|
|
|
|
|
by cogman10
1800 days ago
|
|
I agree. Coroutines MIGHT be more efficient if what you end up building is a statemachine anyways (as that's what most of those coroutines are doing with the compiler). Otherwise, if it's just pure parallel CPU/memory burning with little state transitions/dependence then a dedicated CPU pool fixed to roughly the number of CPU cores on the box will be the most efficient. Heck, it can often even yield benefits to "pin" certain tasks to a thread to keep the CPU cache filled with relent data. For example, 4 threads handling the 4 quadrants of the matrix rather than having the next available thread picking up the next task. |
|
Its I/O to send data to and from a GPU, and therefore its an I/O bound task somewhat. But there's also a significant amount of CPU work involved. Ideally, you want to balance CPU-work and GPU-work to maximize the work being done.
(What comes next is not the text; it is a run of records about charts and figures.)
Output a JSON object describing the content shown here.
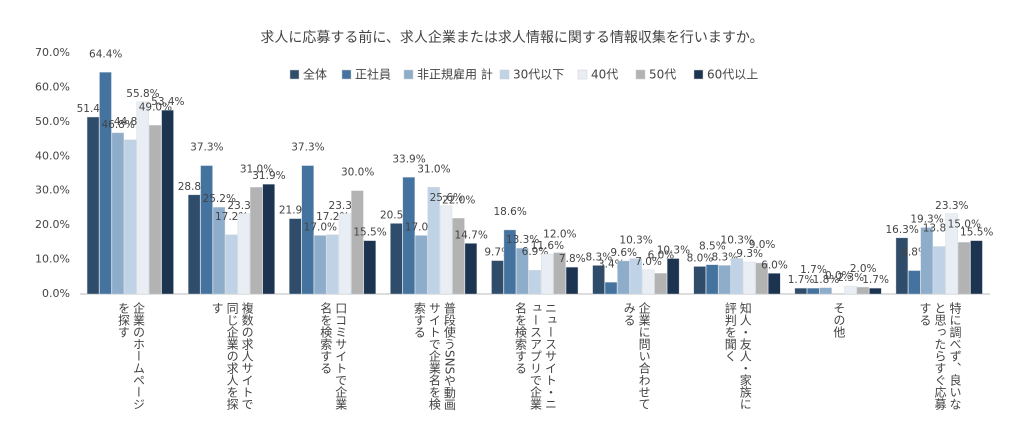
{
  "chart_data": {
    "type": "bar",
    "title": "求人に応募する前に、求人企業または求人情報に関する情報収集を行いますか。",
    "categories": [
      "企業のホームページを探す",
      "複数の求人サイトで同じ企業の求人を探す",
      "口コミサイトで企業名を検索する",
      "普段使うSNSや動画サイトで企業名を検索する",
      "ニュースサイト・ニュースアプリで企業名を検索する",
      "企業に問い合わせてみる",
      "知人・友人・家族に評判を聞く",
      "その他",
      "特に調べず、良いなと思ったらすぐ応募する"
    ],
    "series": [
      {
        "name": "全体",
        "color": "#2f4d6b",
        "values": [
          51.4,
          28.8,
          21.9,
          20.5,
          9.7,
          8.3,
          8.0,
          1.7,
          16.3
        ],
        "value_labels": [
          "51.4%",
          "28.8%",
          "21.9%",
          "20.5%",
          "9.7%",
          "8.3%",
          "8.0%",
          "1.7%",
          "16.3%"
        ]
      },
      {
        "name": "正社員",
        "color": "#43739e",
        "values": [
          64.4,
          37.3,
          37.3,
          33.9,
          18.6,
          3.4,
          8.5,
          1.7,
          6.8
        ],
        "value_labels": [
          "64.4%",
          "37.3%",
          "37.3%",
          "33.9%",
          "18.6%",
          "3.4%",
          "8.5%",
          "1.7%",
          "6.8%"
        ]
      },
      {
        "name": "非正規雇用 計",
        "color": "#8eadcb",
        "values": [
          46.8,
          25.2,
          17.0,
          17.0,
          13.3,
          9.6,
          8.3,
          1.8,
          19.3
        ],
        "value_labels": [
          "46.8%",
          "25.2%",
          "17.0%",
          "17.0%",
          "13.3%",
          "9.6%",
          "8.3%",
          "1.8%",
          "19.3%"
        ]
      },
      {
        "name": "30代以下",
        "color": "#c0d3e6",
        "values": [
          44.8,
          17.2,
          17.2,
          31.0,
          6.9,
          10.3,
          10.3,
          0.0,
          13.8
        ],
        "value_labels": [
          "44.8%",
          "17.2%",
          "17.2%",
          "31.0%",
          "6.9%",
          "10.3%",
          "10.3%",
          "0.0%",
          "13.8%"
        ]
      },
      {
        "name": "40代",
        "color": "#e9eef4",
        "values": [
          55.8,
          23.3,
          23.3,
          25.6,
          11.6,
          7.0,
          9.3,
          2.3,
          23.3
        ],
        "value_labels": [
          "55.8%",
          "23.3%",
          "23.3%",
          "25.6%",
          "11.6%",
          "7.0%",
          "9.3%",
          "2.3%",
          "23.3%"
        ]
      },
      {
        "name": "50代",
        "color": "#b3b3b3",
        "values": [
          49.0,
          31.0,
          30.0,
          22.0,
          12.0,
          6.0,
          9.0,
          2.0,
          15.0
        ],
        "value_labels": [
          "49.0%",
          "31.0%",
          "30.0%",
          "22.0%",
          "12.0%",
          "6.0%",
          "9.0%",
          "2.0%",
          "15.0%"
        ]
      },
      {
        "name": "60代以上",
        "color": "#1d3450",
        "values": [
          53.4,
          31.9,
          15.5,
          14.7,
          7.8,
          10.3,
          6.0,
          1.7,
          15.5
        ],
        "value_labels": [
          "53.4%",
          "31.9%",
          "15.5%",
          "14.7%",
          "7.8%",
          "10.3%",
          "6.0%",
          "1.7%",
          "15.5%"
        ]
      }
    ],
    "ylim": [
      0,
      70
    ],
    "yticks": [
      {
        "value": 0,
        "label": "0.0%"
      },
      {
        "value": 10,
        "label": "10.0%"
      },
      {
        "value": 20,
        "label": "20.0%"
      },
      {
        "value": 30,
        "label": "30.0%"
      },
      {
        "value": 40,
        "label": "40.0%"
      },
      {
        "value": 50,
        "label": "50.0%"
      },
      {
        "value": 60,
        "label": "60.0%"
      },
      {
        "value": 70,
        "label": "70.0%"
      }
    ],
    "grid": false
  }
}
Fortunately, CUDA-streams seems like they'd mesh pretty well with coroutines (if enough code were there to support them). But if you're reaching for the "GPU-button", everything is compute-bound (if not, you're "doing it wrong"). So now you have a question of "how much to oversubscribe?"
Then again, that's why you just make the oversubscription-factor a #define and then test a lot to find the right factor.... EDIT: Or maybe you oversubscribe until the GPU / CPU runs out of VRAM / RAM. Oversubscription isn't really an issue with coroutines that are executed inside of a thread-pool: you aren't spending any CPU-time needlessly task-switching.